Indeed, it looked as though they were close upon the edge of serious trouble. That aroused old wizard of the Zunis was bearing down upon the little camp among the rocks like a pirate craft under a full spread of canvas. While his “get-up” was of such a character that he always impressed Billie as a “holy terror,” according to the boy’s way of expressing it, still right then and there he had such a black and forbidding look on his face that he seemed doubly ferocious.
No wonder the old wizard was furious, when his most highly prized possession, the Sacred Belt, said to have come down direct to him from the Great Manitou of the Zunis, and looked upon with
the highest veneration and awe by every member of the tribe, had mysteriously disappeared.
He knew full well that no Zuni, young or old, could be induced to take one step inside the magic confines of the stone house which he used as his quarters; for they believed that instant death would follow such a daring move.
Hence, it was quite patent that only a reckless paleface, who had no such dread of the necromancer’s power, must have entered, to carry away the precious possession.
And if, as seemed probable, he had learned that one of the white boys had been seen prowling around in the vicinity of his den, and acting in a suspicious manner, what more likely than that he would turn out to be the guilty party?

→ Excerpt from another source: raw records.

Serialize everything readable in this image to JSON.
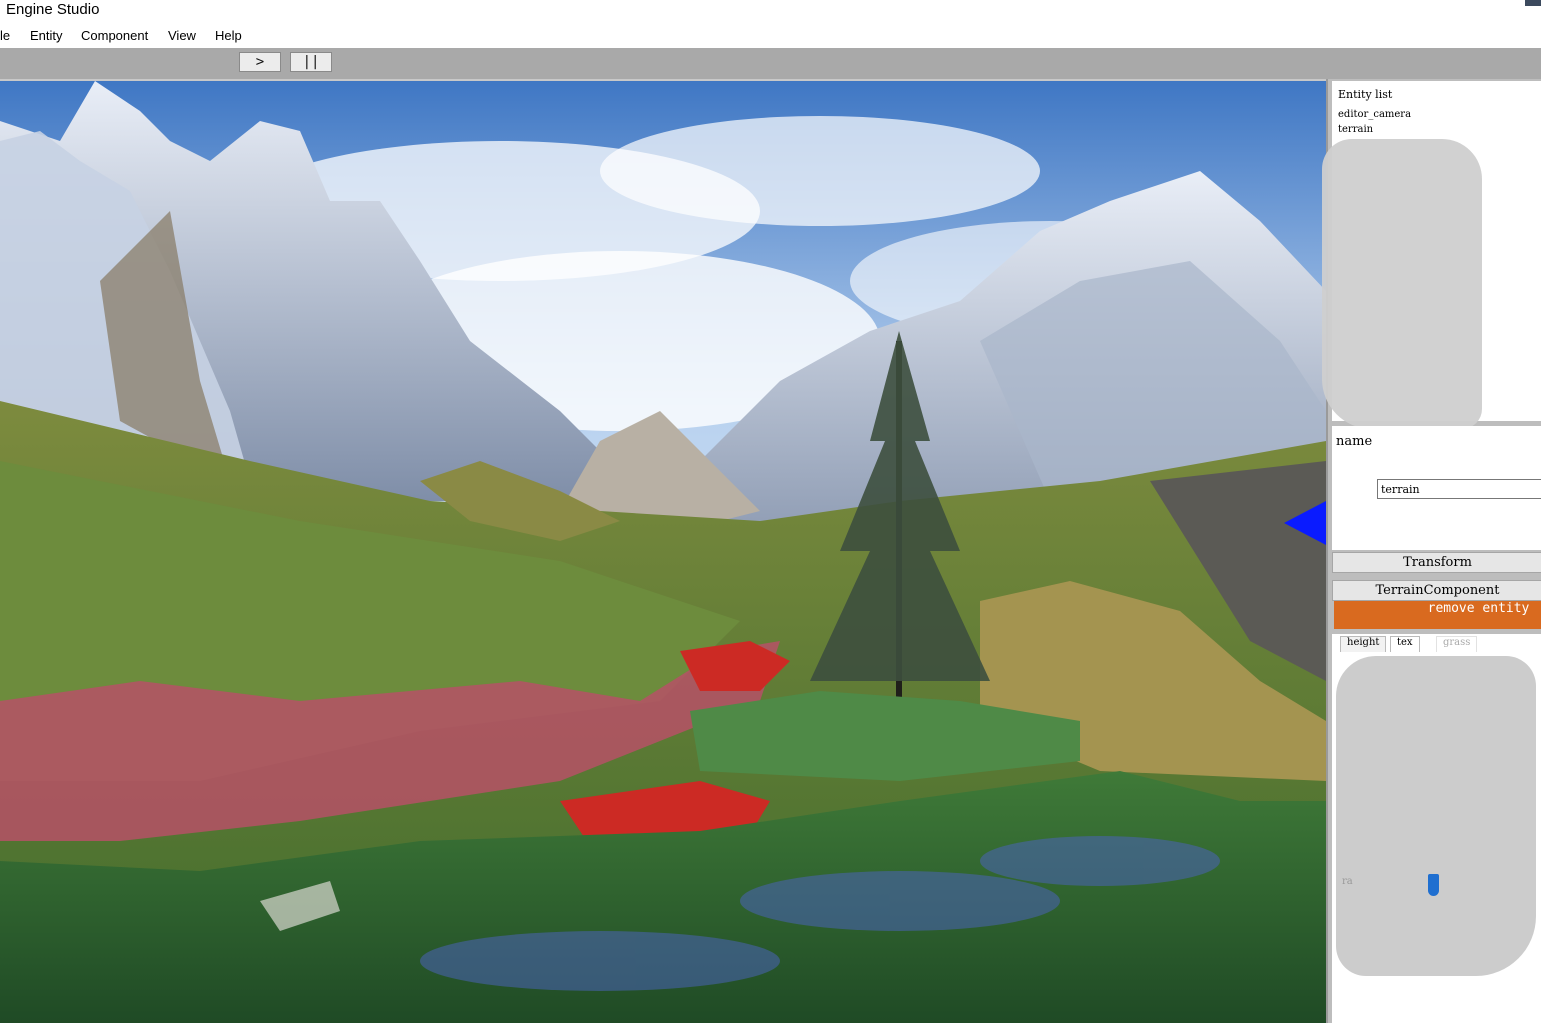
{
  "window": {
    "title": "Engine Studio"
  },
  "menu": {
    "items": [
      "le",
      "Entity",
      "Component",
      "View",
      "Help"
    ]
  },
  "toolbar": {
    "play_label": ">",
    "pause_label": "||"
  },
  "entity_list": {
    "header": "Entity list",
    "items": [
      "editor_camera",
      "terrain"
    ]
  },
  "properties": {
    "name_label": "name",
    "name_value": "terrain"
  },
  "components": {
    "transform_label": "Transform",
    "terrain_component_label": "TerrainComponent",
    "remove_entity_label": "remove entity"
  },
  "terrain_tabs": {
    "height": "height",
    "tex": "tex",
    "grass": "grass"
  },
  "slider": {
    "label": "ra"
  },
  "colors": {
    "toolbar_bg": "#a9a9a9",
    "panel_bg": "#bdbdbd",
    "remove_button": "#d96a1f",
    "gizmo_blue": "#0a1bff"
  }
}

The group, native and white combined, bore down rapidly on the little camp. Adrian braced himself to handle the situation properly. He did not wish to do the slightest thing to incur the enmity of the Zuni people, for the boys were really their guests. At the same time he did not mean to be driven to the wall, and not put out a hand to defend himself and chum.

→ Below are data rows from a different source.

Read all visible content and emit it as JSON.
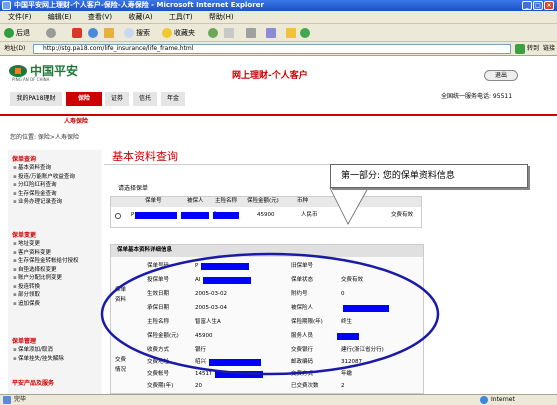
{
  "window": {
    "title": "中国平安网上理财-个人客户-保险-人寿保险 - Microsoft Internet Explorer"
  },
  "menu": [
    "文件(F)",
    "编辑(E)",
    "查看(V)",
    "收藏(A)",
    "工具(T)",
    "帮助(H)"
  ],
  "toolbar": {
    "back": "后退",
    "search": "搜索",
    "favorites": "收藏夹"
  },
  "address": {
    "label": "地址(D)",
    "url": "http://stg.pa18.com/life_insurance/life_frame.html",
    "go": "转到",
    "links": "链接"
  },
  "header": {
    "logo_cn": "中国平安",
    "logo_en": "PING AN OF CHINA",
    "banner": "网上理财-个人客户",
    "logout": "退出",
    "hotline": "全国统一服务电话: 95511"
  },
  "nav": {
    "tabs": [
      "我的PA18理财",
      "保险",
      "证券",
      "信托",
      "年金"
    ],
    "subtab": "人寿保险"
  },
  "breadcrumb": "您的位置: 保险>人寿保险",
  "sidebar": {
    "sections": [
      {
        "title": "保单查询",
        "items": [
          "基本资料查询",
          "投连/万能账户收益查询",
          "分红险红利查询",
          "生存保险金查询",
          "业务办理记录查询"
        ]
      },
      {
        "title": "保单变更",
        "items": [
          "地址变更",
          "客户资料变更",
          "生存保险金转帐给付授权",
          "自垫选择权变更",
          "账户分配比例变更",
          "投连转换",
          "部分领取",
          "追加保费"
        ]
      },
      {
        "title": "保单管理",
        "items": [
          "保单添加/取消",
          "保单挂失/挂失解除"
        ]
      },
      {
        "title": "平安产品及服务",
        "items": []
      }
    ]
  },
  "main": {
    "title": "基本资料查询",
    "select_label": "请选择保单",
    "policy_table": {
      "headers": [
        "保单号",
        "被保人",
        "主险名称",
        "保险金额(元)",
        "币种"
      ],
      "row": {
        "policy_no": "P",
        "insured": "",
        "product": "生A",
        "amount": "45900",
        "currency": "人民币",
        "status": "交费有效"
      }
    },
    "detail_title": "保单基本资料详细信息",
    "detail": {
      "section_label": "保单资料",
      "rows": [
        {
          "l1": "保单号码",
          "v1": "P",
          "l2": "旧保单号",
          "v2": ""
        },
        {
          "l1": "投保单号",
          "v1": "AI",
          "l2": "保单状态",
          "v2": "交费有效"
        },
        {
          "l1": "生效日期",
          "v1": "2005-03-02",
          "l2": "附约号",
          "v2": "0"
        },
        {
          "l1": "承保日期",
          "v1": "2005-03-04",
          "l2": "被保险人",
          "v2": ""
        },
        {
          "l1": "主险名称",
          "v1": "智富人生A",
          "l2": "保险期限(年)",
          "v2": "终生"
        },
        {
          "l1": "保险金额(元)",
          "v1": "45900",
          "l2": "服务人员",
          "v2": ""
        }
      ],
      "pay_label": "交费情况",
      "pay_rows": [
        {
          "l1": "收费方式",
          "v1": "银行",
          "l2": "交费银行",
          "v2": "建行(浙江省分行)"
        },
        {
          "l1": "交费地址",
          "v1": "绍兴",
          "l2": "邮政编码",
          "v2": "312087"
        },
        {
          "l1": "交费帐号",
          "v1": "1451T",
          "l2": "交费方式",
          "v2": "年缴"
        },
        {
          "l1": "交费期(年)",
          "v1": "20",
          "l2": "已交费次数",
          "v2": "2"
        }
      ]
    },
    "callout": "第一部分: 您的保单资料信息"
  },
  "status": {
    "text": "完毕",
    "zone": "Internet"
  },
  "colors": {
    "brand_red": "#cc0000",
    "brand_green": "#1d7a3a",
    "redact": "#0000ff",
    "ellipse": "#1a1aa8"
  }
}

It was naturally toward the make-believe showman and his ally that the anger of the Broncho Rider Boy was turned. Only for this desire on the part of Braddon to have them chased out of the Zuni country, so that he could work his evil scheme,
and profit thereby, at the expense of the poor natives, there would have been no trouble whatever.
And so Adrian set his teeth together, inwardly resolving that if circumstances did compel him to make use of the weapon he was gripping in his steady hands, it would be turned upon the showman the first thing.